Qualora si desiderino chiarimenti circa gli effetti dell’ uso di farmaci in gravidanza, in primo luogo è bene parlarne con il Medico di base e con il Ginecologo curante. Infatti spesso ci si trova di fronte a problemi di facile soluzione.
Se necessario è possibile rivolgersi a servizi dedicati a tale genere di consulenza, spesso accessibili telefonicamente.
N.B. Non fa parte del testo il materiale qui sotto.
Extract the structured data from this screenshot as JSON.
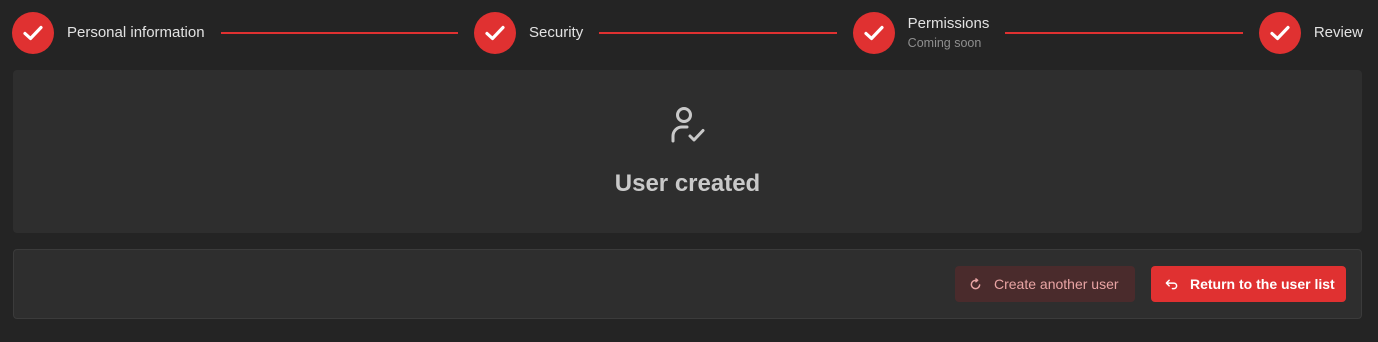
{
  "stepper": {
    "steps": [
      {
        "label": "Personal information",
        "description": "",
        "status": "completed"
      },
      {
        "label": "Security",
        "description": "",
        "status": "completed"
      },
      {
        "label": "Permissions",
        "description": "Coming soon",
        "status": "completed"
      },
      {
        "label": "Review",
        "description": "",
        "status": "completed"
      }
    ],
    "accent_color": "#e03131",
    "step_icon": "check-icon"
  },
  "result": {
    "icon": "user-check-icon",
    "title": "User created"
  },
  "actions": {
    "create_another_label": "Create another user",
    "create_another_icon": "refresh-icon",
    "return_label": "Return to the user list",
    "return_icon": "return-arrow-icon"
  }
}
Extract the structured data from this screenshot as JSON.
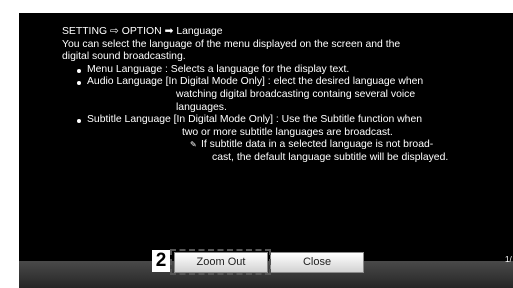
{
  "breadcrumb": {
    "part1": "SETTING",
    "part2": "OPTION",
    "part3": "Language"
  },
  "intro": [
    "You can select the language of the menu displayed on the screen and the",
    "digital sound broadcasting."
  ],
  "items": {
    "menu": "Menu Language : Selects a language for the display text.",
    "audio": [
      "Audio Language  [In Digital Mode Only] : elect the desired language when",
      "watching digital broadcasting containg several voice",
      "languages."
    ],
    "subtitle": [
      "Subtitle Language [In Digital Mode Only] : Use the Subtitle function when",
      "two or more subtitle languages are broadcast."
    ]
  },
  "note": [
    "If subtitle data in a selected language is not broad-",
    "cast, the default language subtitle will be displayed."
  ],
  "footer": {
    "step": "2",
    "zoom_out": "Zoom Out",
    "close": "Close",
    "page": "1/"
  },
  "colors": {
    "screen_bg": "#000000",
    "text": "#ffffff",
    "button_bg": "#e8e8e8"
  }
}
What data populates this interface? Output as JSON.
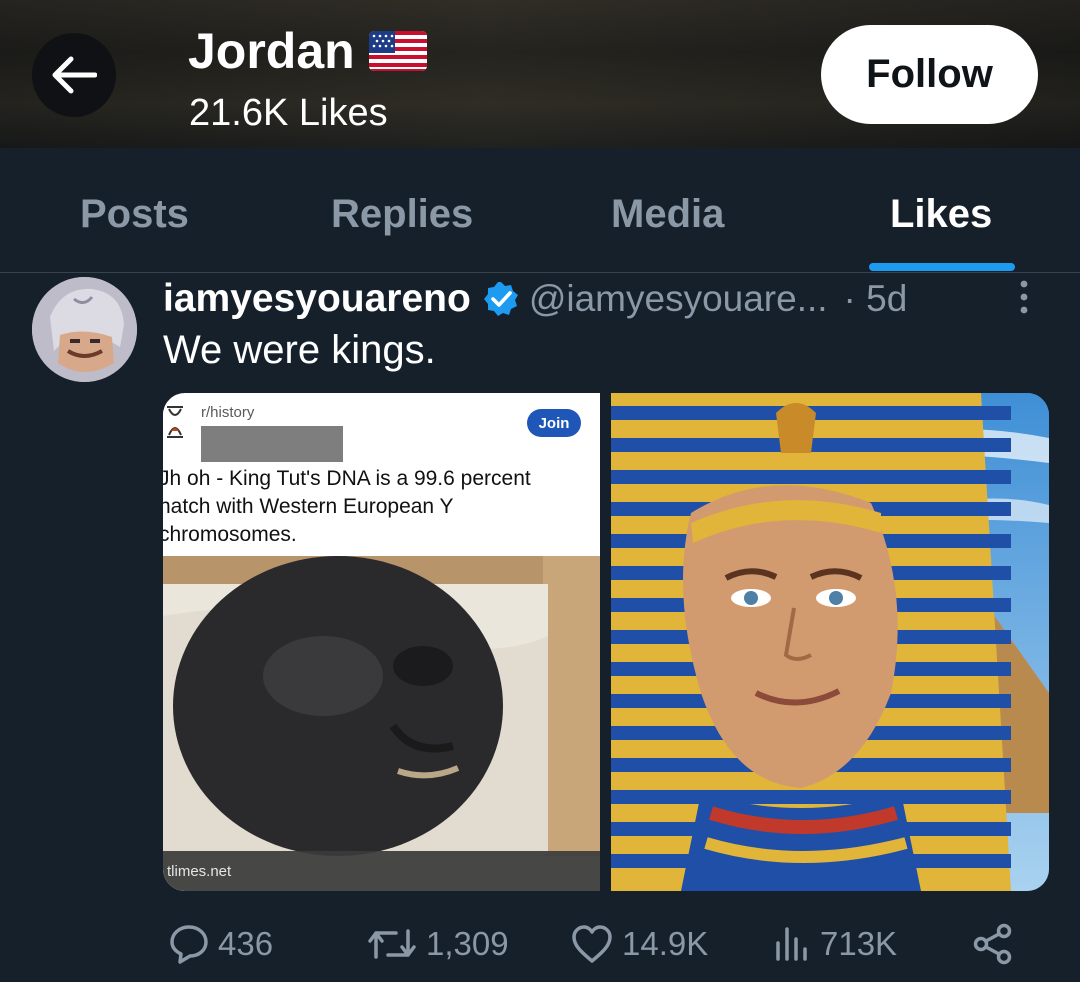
{
  "header": {
    "name": "Jordan",
    "likes_count": "21.6K Likes",
    "follow_label": "Follow"
  },
  "tabs": [
    {
      "label": "Posts",
      "active": false
    },
    {
      "label": "Replies",
      "active": false
    },
    {
      "label": "Media",
      "active": false
    },
    {
      "label": "Likes",
      "active": true
    }
  ],
  "tweet": {
    "author": "iamyesyouareno",
    "handle": "@iamyesyouare...",
    "time": "· 5d",
    "text": "We were kings.",
    "media_left": {
      "subreddit": "r/history",
      "join_label": "Join",
      "title_lines": [
        "Jh oh - King Tut's DNA is a 99.6 percent",
        "natch with Western European Y",
        "chromosomes."
      ],
      "source": "tlimes.net"
    },
    "actions": {
      "replies": "436",
      "reposts": "1,309",
      "likes": "14.9K",
      "views": "713K"
    }
  },
  "colors": {
    "background": "#15202b",
    "accent": "#1d9bf0",
    "muted_text": "#8b98a5",
    "verified": "#1d9bf0"
  }
}
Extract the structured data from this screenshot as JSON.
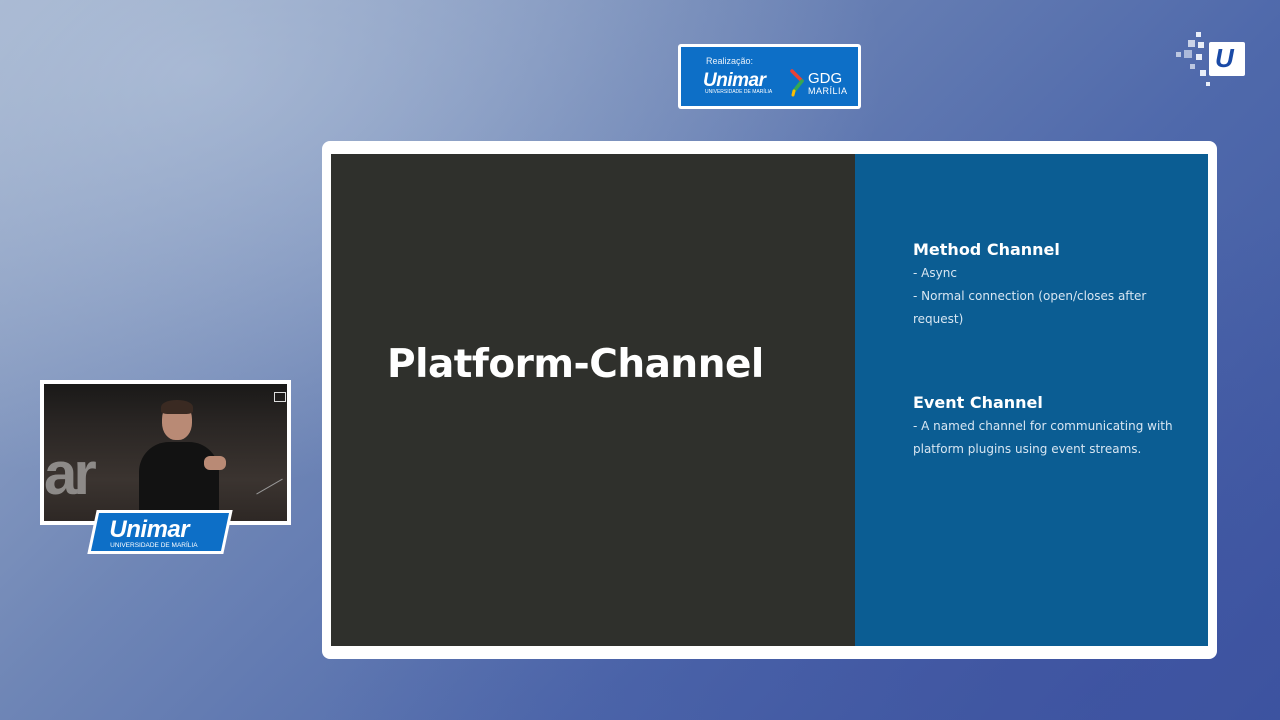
{
  "sponsor": {
    "caption": "Realização:",
    "unimar_logo": "Unimar",
    "unimar_subtitle": "UNIVERSIDADE DE MARÍLIA",
    "gdg_title": "GDG",
    "gdg_subtitle": "MARÍLIA"
  },
  "corner_logo": {
    "letter": "U"
  },
  "slide": {
    "title": "Platform-Channel",
    "sections": [
      {
        "heading": "Method Channel",
        "lines": [
          "- Async",
          "- Normal connection (open/closes after",
          "request)"
        ]
      },
      {
        "heading": "Event Channel",
        "lines": [
          "- A named channel for communicating with",
          "platform plugins using event streams."
        ]
      }
    ]
  },
  "camera": {
    "backdrop_text": "ar"
  },
  "badge": {
    "logo": "Unimar",
    "subtitle": "UNIVERSIDADE DE MARÍLIA"
  },
  "colors": {
    "slide_left_bg": "#2f302c",
    "slide_right_bg": "#0b5d93",
    "brand_blue": "#0d6fc7"
  }
}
CENTRI DI DOCUMENTAZIONE DEL FARMACO:

Ancona: Centro di informazione farmaco-tossicologica – Servizio di Farmacia dell’ Ospedale “U. Sestilli”.
Telef. 071 8003312

Pavia: Dipartimento di Farmacologia – Policlinico S. Matteo.
Telef. 0382 503777

Verona: Farmacia interna del Policlinico Universitario Borgo Roma.
Telef. 045 8074319

Torino: Servizio Farmaceutico U.S.L. T0-1.
Telef. 011 5662010

CENTRO DI TOSSICOLOGIA PERINATALE:

Firenze: Centro per lo studio, prevenzione e diagnosi precoce dei danni riproduttivi da farmaci, sostanze d’ abuso e tossici ambientali.
Telef. 055 4277731

AVVERTENZA IMPORTANTE


Prima di rivolgervi al medico o di telefonare a uno dei centri di informazione, è indispensabile documentarsi con la massima precisione possibile sui seguenti punti,

  • Principio attivo del farmaco assunto
  • Dosaggio del farmaco assunto
  • Per quanto tempo è stato assunto il farmaco
  • In quale periodo di gravidanza è stato assunto il farmaco.

Per meglio definire questo periodo sono utili le seguenti informazioni:

  • La data dell’ultima mestruazione,
  • Dati relativi alle caratteristiche del ciclo mestruale,
  • La data di positività del test di gravidanza,
  • Il risultato di un’eventuale ecografia già eseguita.